ISRO's reusable rocket mission boosts indigenous tech
Barely 320 km away in Salem, Tamil Nadu, the joy of 'SonaSPEED' knew no bounds that its 25kW quadruplex 'Brushless DC' motor was used in the helicopter hoist for lifting RLV LEX to 4.5 km altitude
As India moved a step ahead in getting its own reusable launch vehicle or reusable rocket with the country's space agency successfully completing the Reusable Launch Vehicle Autonomous Landing Mission (RLV LEX), the entire country rejoiced at this unique milestone with several firsts.
Barely 320 km away in Salem, Tamil Nadu, the joy of 'SonaSPEED' team knew no bounds that its 25kW quadruplex 'Brushless DC' motor was used in the helicopter hoist for lifting RLV LEX to 4.5 km altitude and releasing for autonomous landing at the Aeronautical Test Range (ATR), Chitradurga, Karnataka in the early hours on April 2.
"The team at Sona College of Technology's electrical and electronics engineering department recommits to developing and delivering indigenous technology products for mission critical applications," Professor N Kannan, Head, SonaSPEED, Sona College of Technology, told IANS on Tuesday.
In a first in the world, a winged body has been carried to an altitude of 4.5 km by a helicopter and released for carrying out an autonomous landing on a runway.
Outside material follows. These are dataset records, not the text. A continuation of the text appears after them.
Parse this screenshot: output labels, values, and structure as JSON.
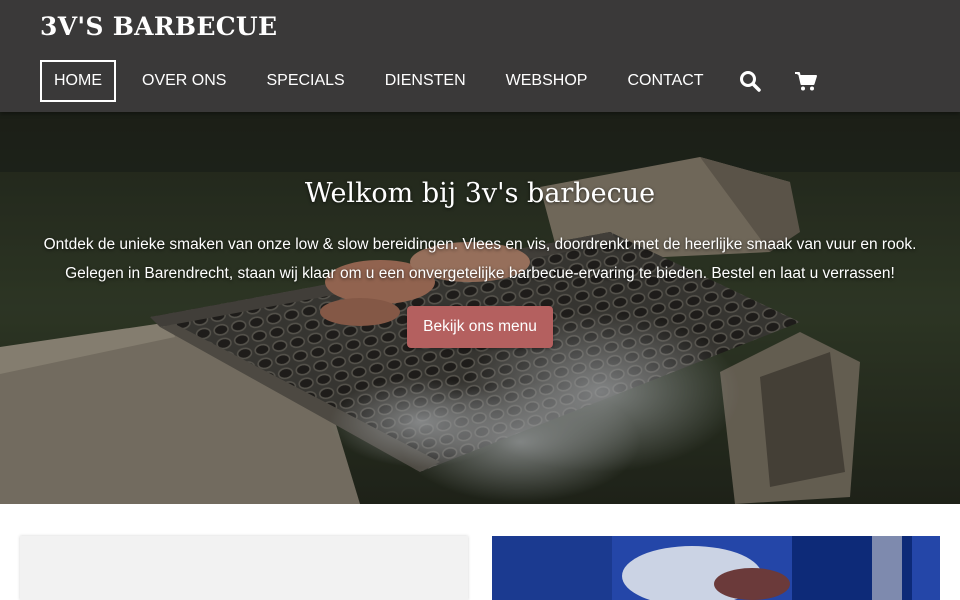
{
  "site": {
    "brand": "3V'S BARBECUE"
  },
  "nav": {
    "items": [
      {
        "label": "HOME",
        "active": true
      },
      {
        "label": "OVER ONS"
      },
      {
        "label": "SPECIALS"
      },
      {
        "label": "DIENSTEN"
      },
      {
        "label": "WEBSHOP"
      },
      {
        "label": "CONTACT"
      }
    ],
    "icons": [
      "search-icon",
      "cart-icon"
    ]
  },
  "hero": {
    "title": "Welkom bij 3v's barbecue",
    "line1": "Ontdek de unieke smaken van onze low & slow bereidingen. Vlees en vis, doordrenkt met de heerlijke smaak van vuur en rook.",
    "line2": "Gelegen in Barendrecht, staan wij klaar om u een onvergetelijke barbecue-ervaring te bieden. Bestel en laat u verrassen!",
    "cta": "Bekijk ons menu"
  },
  "colors": {
    "header_bg": "#3a3939",
    "cta_bg": "#b4605f",
    "text_light": "#ffffff"
  }
}
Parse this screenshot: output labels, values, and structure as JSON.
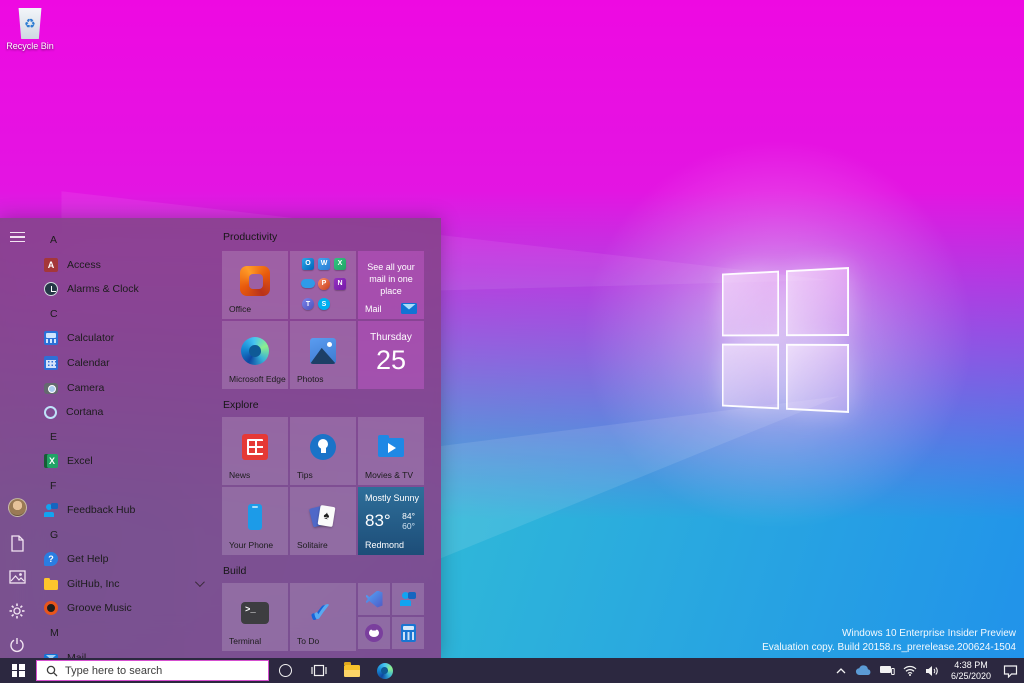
{
  "desktop": {
    "recycle_bin_label": "Recycle Bin",
    "watermark": {
      "line1": "Windows 10 Enterprise Insider Preview",
      "line2": "Evaluation copy. Build 20158.rs_prerelease.200624-1504"
    }
  },
  "start_menu": {
    "app_list": [
      {
        "type": "header",
        "label": "A"
      },
      {
        "type": "app",
        "label": "Access",
        "icon": "access-icon"
      },
      {
        "type": "app",
        "label": "Alarms & Clock",
        "icon": "alarm-clock-icon"
      },
      {
        "type": "header",
        "label": "C"
      },
      {
        "type": "app",
        "label": "Calculator",
        "icon": "calculator-icon"
      },
      {
        "type": "app",
        "label": "Calendar",
        "icon": "calendar-icon"
      },
      {
        "type": "app",
        "label": "Camera",
        "icon": "camera-icon"
      },
      {
        "type": "app",
        "label": "Cortana",
        "icon": "cortana-icon"
      },
      {
        "type": "header",
        "label": "E"
      },
      {
        "type": "app",
        "label": "Excel",
        "icon": "excel-icon"
      },
      {
        "type": "header",
        "label": "F"
      },
      {
        "type": "app",
        "label": "Feedback Hub",
        "icon": "feedback-hub-icon"
      },
      {
        "type": "header",
        "label": "G"
      },
      {
        "type": "app",
        "label": "Get Help",
        "icon": "get-help-icon"
      },
      {
        "type": "app",
        "label": "GitHub, Inc",
        "icon": "folder-icon",
        "expandable": true
      },
      {
        "type": "app",
        "label": "Groove Music",
        "icon": "groove-music-icon"
      },
      {
        "type": "header",
        "label": "M"
      },
      {
        "type": "app",
        "label": "Mail",
        "icon": "mail-icon"
      }
    ],
    "groups": [
      {
        "title": "Productivity"
      },
      {
        "title": "Explore"
      },
      {
        "title": "Build"
      }
    ],
    "tiles": {
      "office": "Office",
      "mail": {
        "message": "See all your mail in one place",
        "label": "Mail"
      },
      "edge": "Microsoft Edge",
      "photos": "Photos",
      "calendar": {
        "day": "Thursday",
        "date": "25"
      },
      "news": "News",
      "tips": "Tips",
      "movies": "Movies & TV",
      "your_phone": "Your Phone",
      "solitaire": "Solitaire",
      "weather": {
        "condition": "Mostly Sunny",
        "temp": "83°",
        "high": "84°",
        "low": "60°",
        "city": "Redmond"
      },
      "terminal": "Terminal",
      "todo": "To Do"
    }
  },
  "icons": {
    "access_letter": "A",
    "excel_letter": "X",
    "get_help_mark": "?",
    "outlook_letter": "O",
    "word_letter": "W",
    "excel_mini_letter": "X",
    "powerpoint_letter": "P",
    "onenote_letter": "N",
    "teams_letter": "T",
    "skype_letter": "S",
    "solitaire_spade": "♠",
    "terminal_prompt": ">_",
    "todo_check": "✓",
    "recycle_glyph": "♻"
  },
  "taskbar": {
    "search_placeholder": "Type here to search",
    "clock": {
      "time": "4:38 PM",
      "date": "6/25/2020"
    }
  },
  "colors": {
    "gradient_top": "#ee09e2",
    "gradient_bottom_left": "#1fe3a9",
    "gradient_bottom_right": "#2192ea",
    "start_menu_purple": "#85428b",
    "taskbar_dark": "#2c2840",
    "search_border_pink": "#d64fd0",
    "weather_tile_blue": "#2e6f9a"
  }
}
SonaSPEED motors have been part of many key missions of the Indian Space Research Organisation (ISRO).
"Successful deployment of SonaSPEED brushless DC motors in ISRO's indigenous landing gear marks the arrival of 'Make in India' mission," said Chocko Valliappa, Founder and CEO, Technology and IT firm, Vee Technologies.
"Access to this homegrown technology spurs Vee Technologies' motor division to participate in India's defence sector with greater confidence," he added.